Circle of Fifths

The diagram below is called the circle of fifths (otherwise known as the circle of fourths). The numbers around the outside of the circle are ordered so that every step in a clockwise direction takes you up a fourth and every step in an anticlockwise direction takes you up a fifth.

For example, if E is the root note and we take one step anticlockwise then we land on B, which is a fifth higher (these two notes would make up a power chord). If instead we took a step in a clockwise direction we would land on A, which is a fourth higher.

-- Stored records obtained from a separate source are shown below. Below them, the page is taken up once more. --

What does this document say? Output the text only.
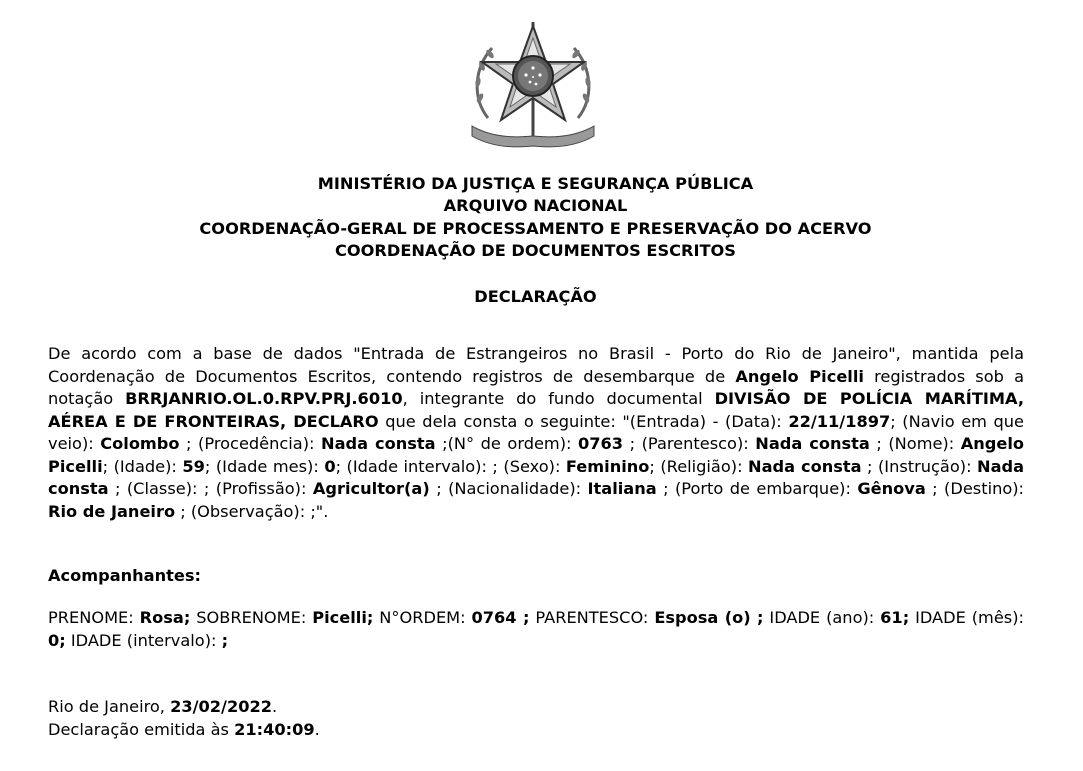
MINISTÉRIO DA JUSTIÇA E SEGURANÇA PÚBLICA
ARQUIVO NACIONAL
COORDENAÇÃO-GERAL DE PROCESSAMENTO E PRESERVAÇÃO DO ACERVO
COORDENAÇÃO DE DOCUMENTOS ESCRITOS
DECLARAÇÃO
De acordo com a base de dados "Entrada de Estrangeiros no Brasil - Porto do Rio de Janeiro", mantida pela Coordenação de Documentos Escritos, contendo registros de desembarque de Angelo Picelli registrados sob a notação BRRJANRIO.OL.0.RPV.PRJ.6010, integrante do fundo documental DIVISÃO DE POLÍCIA MARÍTIMA, AÉREA E DE FRONTEIRAS, DECLARO que dela consta o seguinte: "(Entrada) - (Data): 22/11/1897; (Navio em que veio): Colombo ; (Procedência): Nada consta ;(N° de ordem): 0763 ; (Parentesco): Nada consta ; (Nome): Angelo Picelli; (Idade): 59; (Idade mes): 0; (Idade intervalo): ; (Sexo): Feminino; (Religião): Nada consta ; (Instrução): Nada consta ; (Classe): ; (Profissão): Agricultor(a) ; (Nacionalidade): Italiana ; (Porto de embarque): Gênova ; (Destino): Rio de Janeiro ; (Observação): ;".
Acompanhantes:
PRENOME: Rosa; SOBRENOME: Picelli; N°ORDEM: 0764 ; PARENTESCO: Esposa (o) ; IDADE (ano): 61; IDADE (mês): 0; IDADE (intervalo): ;
Rio de Janeiro, 23/02/2022.
Declaração emitida às 21:40:09.
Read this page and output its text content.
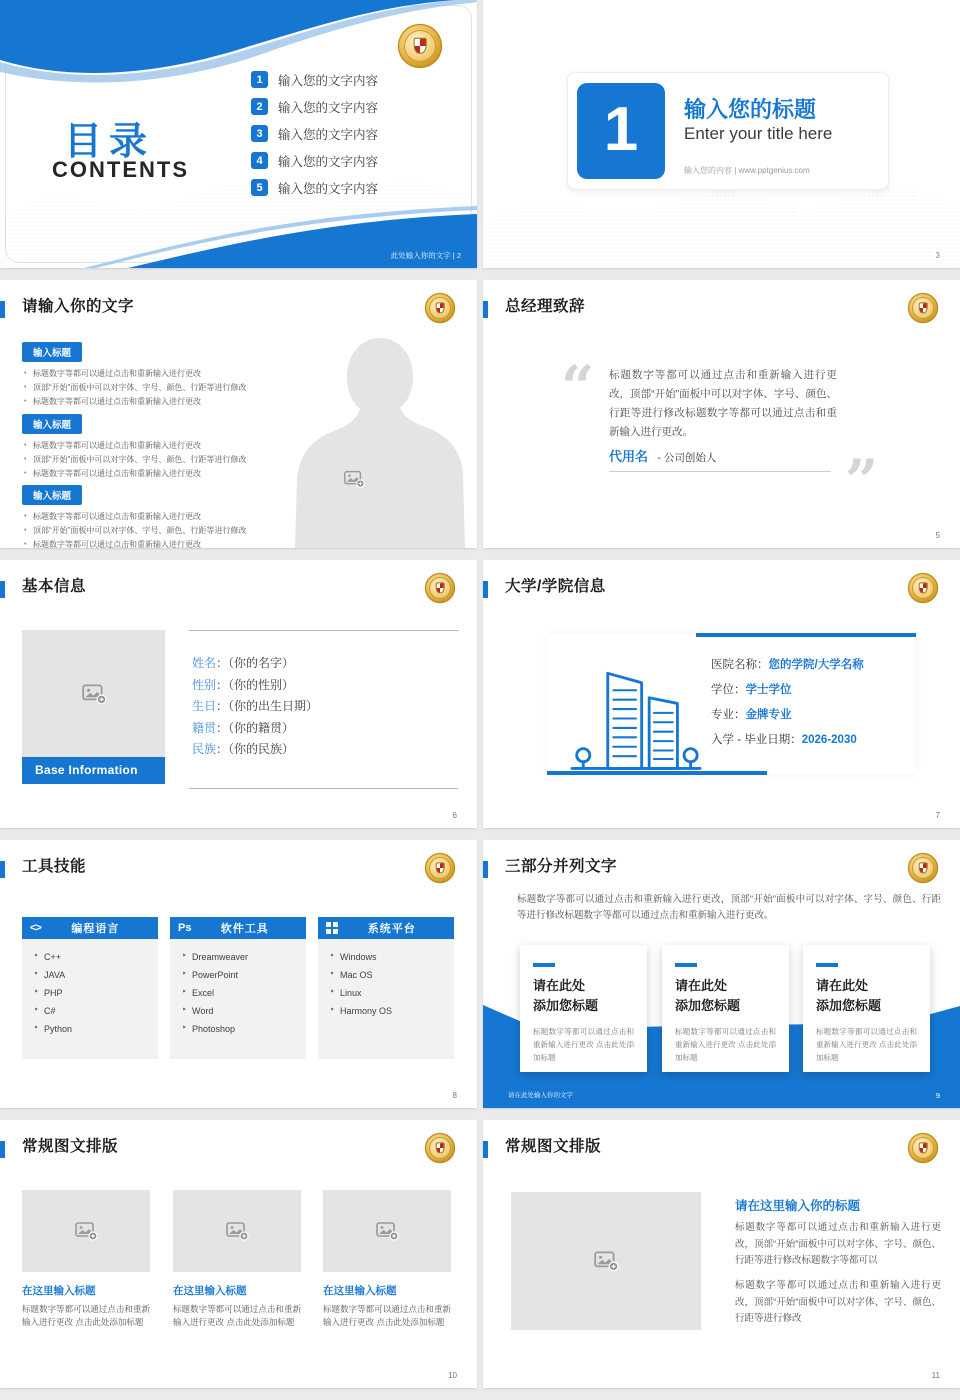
目录
CONTENTS
1	输入您的文字内容
2	输入您的文字内容
3	输入您的文字内容
4	输入您的文字内容
5	输入您的文字内容
此处输入你的文字 | 2
1	输入您的标题
Enter your title here
输入您的内容 | www.pptgenius.com
3
请输入你的文字
输入标题
• 标题数字等都可以通过点击和重新输入进行更改
• 顶部“开始”面板中可以对字体、字号、颜色、行距等进行修改
• 标题数字等都可以通过点击和重新输入进行更改
输入标题
• 标题数字等都可以通过点击和重新输入进行更改
• 顶部“开始”面板中可以对字体、字号、颜色、行距等进行修改
• 标题数字等都可以通过点击和重新输入进行更改
输入标题
• 标题数字等都可以通过点击和重新输入进行更改
• 顶部“开始”面板中可以对字体、字号、颜色、行距等进行修改
• 标题数字等都可以通过点击和重新输入进行更改
总经理致辞
“ 标题数字等都可以通过点击和重新输入进行更改，顶部“开始”面板中可以对字体、字号、颜色、行距等进行修改标题数字等都可以通过点击和重新输入进行更改。
代用名 - 公司创始人 ”
5
基本信息
Base Information
姓名：（你的名字）
性别：（你的性别）
生日：（你的出生日期）
籍贯：（你的籍贯）
民族：（你的民族）
6
大学/学院信息
医院名称：您的学院/大学名称
学位：学士学位
专业：金牌专业
入学 - 毕业日期：2026-2030
7
工具技能
<>	编程语言
‣ C++
‣ JAVA
‣ PHP
‣ C#
‣ Python
Ps	软件工具
‣ Dreamweaver
‣ PowerPoint
‣ Excel
‣ Word
‣ Photoshop
系统平台
‣ Windows
‣ Mac OS
‣ Linux
‣ Harmony OS
8
三部分并列文字
标题数字等都可以通过点击和重新输入进行更改，顶部“开始”面板中可以对字体、字号、颜色、行距等进行修改标题数字等都可以通过点击和重新输入进行更改。
请在此处
添加您标题
标题数字等都可以通过点击和重新输入进行更改 点击此处添加标题
请在此处
添加您标题
标题数字等都可以通过点击和重新输入进行更改 点击此处添加标题
请在此处
添加您标题
标题数字等都可以通过点击和重新输入进行更改 点击此处添加标题
请在此处输入你的文字	9
常规图文排版
在这里输入标题
标题数字等都可以通过点击和重新 输入进行更改 点击此处添加标题
在这里输入标题
标题数字等都可以通过点击和重新 输入进行更改 点击此处添加标题
在这里输入标题
标题数字等都可以通过点击和重新 输入进行更改 点击此处添加标题
10
常规图文排版
请在这里输入你的标题
标题数字等都可以通过点击和重新输入进行更改，顶部“开始”面板中可以对字体、字号、颜色、行距等进行修改标题数字等都可以
标题数字等都可以通过点击和重新输入进行更改，顶部“开始”面板中可以对字体、字号、颜色、行距等进行修改
11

Using the circle of fifths to spot chord families


If we are working with the C major scale we can look at C (I) on the circle of fifths diagram and see that the nearest two positions are F (IV) and G (V), which make up the immediate family of chords. The next two nearest chords are Bb (bVII) and D (II), (the next most commonly associated chords).

Around the inside of the circle lay the relative minors. Each relative minor chord is a minor third below the relative major (A is three frets below C). The relative minor chords can be used to extend the immediate family of chords surrounding C.

Using the circle of fifths to transpose chord progressions

To transpose means to move chords or chord progressions into a different key. If we're in the key of C and are using the chords C (I), F (IV), G (V) and Am (vi), we can change to the key of G simply by moving all chords one step anticlockwise. This would leave us with the chords: G (I), C (IV), D (V) and Em (vi).